Time pressure (“Ship it!”)

Remember, these code review guidelines are a tool (!) that help your team keep:

  • The quality of the code
  • The quality of the solution
  • The possibility to easily extend the functionality
  • Learning from other team members

Bearing that in mind, include a Code Review in your estimations and planning. Assume that 10–15% of additional workload and adjust this value over time you have more accurate measures.

You will always be under pressure to deliver faster and your management may not understand that “even simple features sometimes take a long time”.

  • It is always hard to explain that code reviews are necessary unless you link to this article!
  • It is always hard to prove that without a proper code review your client will find more bugs.
  • It is even harder to explain that you need to include refactoring in your planning (as it’s likely that a code review won’t be accurate enough on its own).

There is no universal solution for how to explain code reviews to client in numbers or by using business language but you should never omit them, as it’s worth it.

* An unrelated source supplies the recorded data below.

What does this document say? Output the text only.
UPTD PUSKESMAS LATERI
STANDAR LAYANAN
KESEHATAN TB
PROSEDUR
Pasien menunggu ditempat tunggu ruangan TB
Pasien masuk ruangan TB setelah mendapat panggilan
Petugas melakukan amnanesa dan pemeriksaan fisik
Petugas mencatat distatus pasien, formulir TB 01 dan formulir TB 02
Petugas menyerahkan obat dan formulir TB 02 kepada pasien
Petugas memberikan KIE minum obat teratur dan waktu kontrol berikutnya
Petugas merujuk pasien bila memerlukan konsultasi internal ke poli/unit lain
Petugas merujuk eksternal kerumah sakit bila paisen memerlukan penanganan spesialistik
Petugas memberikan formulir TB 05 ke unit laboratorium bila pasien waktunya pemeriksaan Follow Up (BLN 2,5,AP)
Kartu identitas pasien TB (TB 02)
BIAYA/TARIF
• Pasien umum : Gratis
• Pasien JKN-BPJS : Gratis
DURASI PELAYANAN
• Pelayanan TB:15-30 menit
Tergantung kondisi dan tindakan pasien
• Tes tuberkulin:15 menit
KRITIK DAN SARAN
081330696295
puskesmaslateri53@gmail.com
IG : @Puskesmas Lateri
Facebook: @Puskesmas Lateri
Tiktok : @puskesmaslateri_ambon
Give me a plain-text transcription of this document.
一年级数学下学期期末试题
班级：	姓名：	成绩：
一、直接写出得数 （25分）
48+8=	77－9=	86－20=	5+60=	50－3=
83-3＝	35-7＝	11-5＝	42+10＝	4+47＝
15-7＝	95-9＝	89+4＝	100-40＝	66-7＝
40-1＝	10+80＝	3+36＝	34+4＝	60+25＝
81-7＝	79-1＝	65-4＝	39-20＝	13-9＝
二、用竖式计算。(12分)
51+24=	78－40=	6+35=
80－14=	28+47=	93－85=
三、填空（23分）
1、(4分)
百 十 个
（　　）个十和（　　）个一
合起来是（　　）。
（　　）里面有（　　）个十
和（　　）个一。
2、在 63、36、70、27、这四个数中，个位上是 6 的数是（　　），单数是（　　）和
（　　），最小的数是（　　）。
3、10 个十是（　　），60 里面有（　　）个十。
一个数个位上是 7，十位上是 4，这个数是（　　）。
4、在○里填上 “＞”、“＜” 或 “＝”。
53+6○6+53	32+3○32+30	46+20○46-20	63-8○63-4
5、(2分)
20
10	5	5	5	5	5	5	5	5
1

Magic keywords to help you:

  • QA process — it cost less to find & fix the issues before the feature is merged
  • Risk reduction — as this is a part of the QA process, it reduces the possibility to hit the issues when a feature lands on the staging/production
  • Investment in the codebase — less technical debt is introduced

Notes from the author (and developer):

Definition of Done

Please keep in mind that the guidelines above are just another vision of the Code Review process.

Define the ‘Done’ statement with your team. You may pick some of the points from the above and add yours according to the way you and your team like to work. Once agreed, never let it go.

You may set your own set of rules and definition. I kindly ask you to only keep one of them in heart:

Code Reviews are there to help you create great products you’re proud of and to improve your own skills. By following our code review guidelines you’ll be an expert in no time. Use them wisely, in a constructive, non-toxic way.